After much dithering, I decide to go ahead and apply for three of the roles, just to test the market you understand. It takes a whole day out of my weekend.
I know from our own applicant tracking system that it is no good putting in a generic CV. If you don’t put in the exact keywords in the ad, you will not get through the first round of screening.
For example, if the ad says ‘benefits benchmarking’, it is no good mentioning experience analysing ‘benefits market data’. To a machine, these are not the same thing.
Even a talent acquisition specialist (typically qualified only in media studies) will not make the connection. No, while cutting and pasting from the job ad would once have marked you out as a fraud, it is now quite necessary.
After three days, I have had an immediate rejection for one of the roles and an invitation to interview with the other two. Two out of three is a pretty good success rate, but still I am offended by that rejection. I have experience in all the areas they were looking, and I had been careful to use the right language. Of course, they could have already found a candidate, but then why not take down the ad? It hurts.
The first interview is for a company in another industry, one much more interesting to me than tech. I am meeting first with a talent manager. I look her up on LinkedIn. She is barely out of university and yes, it was media studies. Ah well.
In the interview, she focuses on my experience, which is great because I can tick every box. She is bubbly and I automatically mirror her style a little. Within a couple of the hours, the recruiter gives me the feedback I am not going through to the next stage. Really? When I ticked every box and the interview went well?

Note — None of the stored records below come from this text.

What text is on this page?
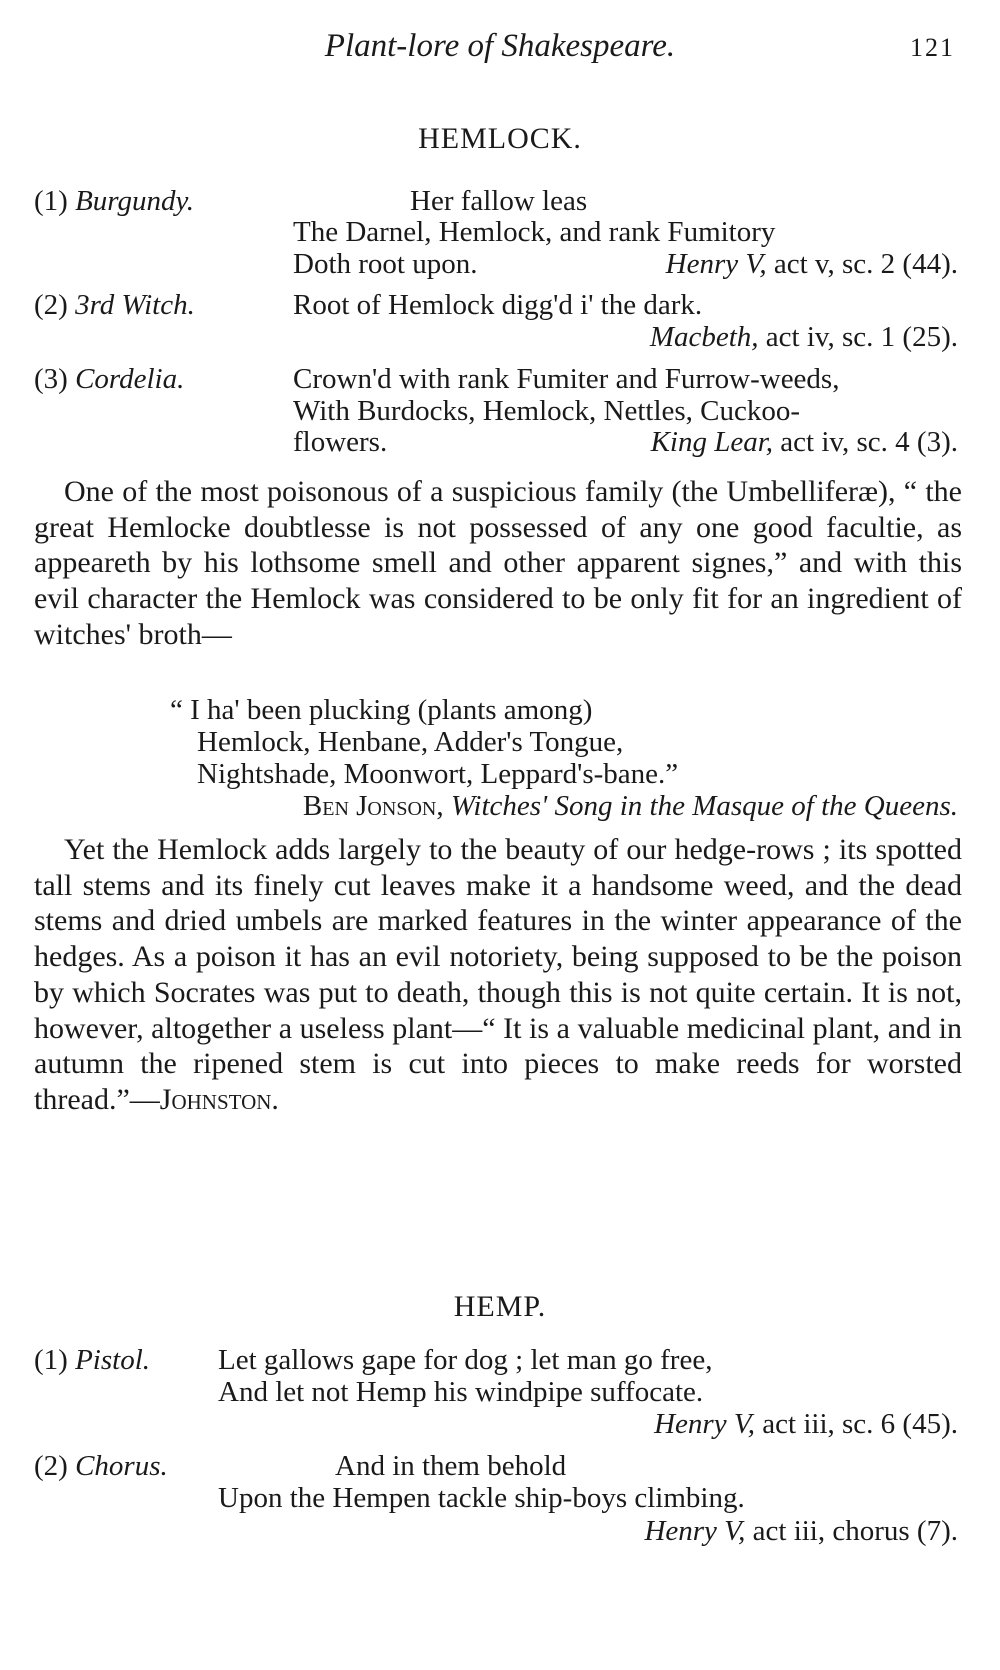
Plant-lore of Shakespeare.	121
HEMLOCK.
(1) Burgundy.	Her fallow leas
The Darnel, Hemlock, and rank Fumitory
Doth root upon.	Henry V, act v, sc. 2 (44).
(2) 3rd Witch.	Root of Hemlock digg'd i' the dark.
Macbeth, act iv, sc. 1 (25).
(3) Cordelia.	Crown'd with rank Fumiter and Furrow-weeds,
With Burdocks, Hemlock, Nettles, Cuckoo-
flowers.	King Lear, act iv, sc. 4 (3).

One of the most poisonous of a suspicious family (the Umbelliferæ), “ the great Hemlocke doubtlesse is not possessed of any one good facultie, as appeareth by his lothsome smell and other apparent signes,” and with this evil character the Hemlock was considered to be only fit for an ingredient of witches' broth—

“ I ha' been plucking (plants among)
Hemlock, Henbane, Adder's Tongue,
Nightshade, Moonwort, Leppard's-bane.”
Ben Jonson, Witches' Song in the Masque of the Queens.

Yet the Hemlock adds largely to the beauty of our hedge-rows ; its spotted tall stems and its finely cut leaves make it a handsome weed, and the dead stems and dried umbels are marked features in the winter appearance of the hedges. As a poison it has an evil notoriety, being supposed to be the poison by which Socrates was put to death, though this is not quite certain. It is not, however, altogether a useless plant—“ It is a valuable medicinal plant, and in autumn the ripened stem is cut into pieces to make reeds for worsted thread.”—Johnston.

HEMP.
(1) Pistol. Let gallows gape for dog ; let man go free,
And let not Hemp his windpipe suffocate.
Henry V, act iii, sc. 6 (45).
(2) Chorus.	And in them behold
Upon the Hempen tackle ship-boys climbing.
Henry V, act iii, chorus (7).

The reason given. Fit. In other words, she didn’t like me. Again, I am hurt. Of the three, this was the most interesting company, and it comes down to a subjective judgement by a teenager. Did I mirror her too much? Should I have come across as more measured? Would I want to work somewhere where that was necessary? Still, there is one open application left.
This time, I meet a talent manager based in eastern Europe. There is much confusion when I start to ask questions based on the job description because it turns out the role they are interviewing me for is not the one I responded to. Really? In that case, perhaps they could share the job description with me?
She does, and it is virtually the same wording but doesn’t refer to a business unit. That’s fine, but what is written is completely different to the job she is describing. I think it is perhaps a generic description.
Lost in translation?
It doesn’t tell me what I need to know, such as: who it reports to, and is it regional or global? The talent manager says I can cover that in the line manager interview. Well, I guess that means I am through to the next stage, but I still don’t know exactly what I am being interviewed for.
The interview with the line manager is even more confusing. Her whole team is in a state of flux with most of them having resigned, and while she doesn’t know where I would fit in, she thinks I would be a great fit.
Indeed, I soon receive an invite to meet her boss and an HR colleague, but I am not sure. If I hated my job, I might take the risk of joining a company that hasn’t worked out what they want.
For now, I’d rather stay with the devil I know. Still, I bookmark those job sites. You never know.